# The Complex Monad

While digging through Haskell’s base libaries the other day, I came across these surprising instances for Data.Complex, which seems intended to be a nice way to work with complex numbers:

instance Applicative Complex
instance Monad Complex

It’s strange to see monads and applicatives for this kind of thing in the first place (is a tuple Num n => (n, n) a monad?). However, i found it especially interesting how these specific instances also lead to some pretty weird numeric behavior, if you’re expecting Complex to act anything like complex numbers in math.

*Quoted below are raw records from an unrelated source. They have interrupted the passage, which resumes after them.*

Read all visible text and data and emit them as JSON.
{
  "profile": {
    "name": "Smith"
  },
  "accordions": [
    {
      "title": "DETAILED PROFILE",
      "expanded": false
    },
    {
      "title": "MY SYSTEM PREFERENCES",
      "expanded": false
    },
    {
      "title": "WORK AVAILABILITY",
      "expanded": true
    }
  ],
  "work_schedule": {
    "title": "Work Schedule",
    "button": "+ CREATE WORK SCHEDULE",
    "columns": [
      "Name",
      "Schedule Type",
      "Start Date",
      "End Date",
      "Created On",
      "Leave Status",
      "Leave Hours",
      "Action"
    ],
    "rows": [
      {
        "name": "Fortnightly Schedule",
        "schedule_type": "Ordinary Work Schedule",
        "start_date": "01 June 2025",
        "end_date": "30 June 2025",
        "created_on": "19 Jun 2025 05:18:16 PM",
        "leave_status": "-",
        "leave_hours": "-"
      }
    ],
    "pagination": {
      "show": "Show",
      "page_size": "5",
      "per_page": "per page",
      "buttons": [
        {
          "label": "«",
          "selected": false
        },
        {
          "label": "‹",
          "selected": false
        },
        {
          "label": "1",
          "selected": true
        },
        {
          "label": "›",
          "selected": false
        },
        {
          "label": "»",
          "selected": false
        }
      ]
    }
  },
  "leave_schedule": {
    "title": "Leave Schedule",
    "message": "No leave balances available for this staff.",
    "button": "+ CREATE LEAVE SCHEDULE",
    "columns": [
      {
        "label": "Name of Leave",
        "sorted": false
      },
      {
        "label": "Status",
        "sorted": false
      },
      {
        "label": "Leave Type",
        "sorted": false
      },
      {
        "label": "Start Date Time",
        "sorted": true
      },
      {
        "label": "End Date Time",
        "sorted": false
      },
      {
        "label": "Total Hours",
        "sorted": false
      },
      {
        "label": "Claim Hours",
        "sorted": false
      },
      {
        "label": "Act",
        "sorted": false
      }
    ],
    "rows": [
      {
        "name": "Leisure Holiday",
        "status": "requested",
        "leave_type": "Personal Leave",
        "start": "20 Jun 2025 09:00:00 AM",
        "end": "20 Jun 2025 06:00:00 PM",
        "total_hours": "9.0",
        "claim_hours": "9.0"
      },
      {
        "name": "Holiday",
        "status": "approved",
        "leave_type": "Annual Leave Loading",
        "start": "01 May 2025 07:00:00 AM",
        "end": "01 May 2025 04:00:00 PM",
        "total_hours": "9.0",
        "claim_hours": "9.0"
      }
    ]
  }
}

First of all, pure puts its argument in both the real and imaginary part. So $$\mathrm{pure}\:1$$ becomes $$1 + i$$

$pure 1 :: Complex Double 1.0 :+ 1.0 This is because pure just pairs its argument with itself: pure a = a :+ a. Because Complex was made so general, it doesn’t have access to a notion of “zero”, which you’d need if you wanted to make this act more like pure a = a :+ 0. The bind operation has more going on, so has more opportunity to seem bizarre from a math standpoint. If you try to add a “plain” number to a complex, you get oddities like this: $ 1 :+ 2 >>= (+1)
2.0 :+ 0.0

And binding to a function of a complex does this piecewise thing (whereas $$(2+3i)(4+5i)$$ in math would be $$-7+22i$$).

\$ 2 :+ 3 >>= (*(4 :+ 5))
8.0 :+ 15.0

Here’s the implementation that makes this behavior happen. It’s applying the bound function to both sides, but then a possible “combining step” is cut in favor of just taking the real part of the real part, and the imaginary part of the imaginary part.

instance Monad Complex where
a :+ b >>= f = realPart (f a) :+ imagPart (f b)

This seems like a case of being a little too parametric for your own good. (It’s also a case of seeing a monad where a monad may not really be the best model.) So, these instances on Complex act more like they’re for a general “pairing” than they are for complex numbers.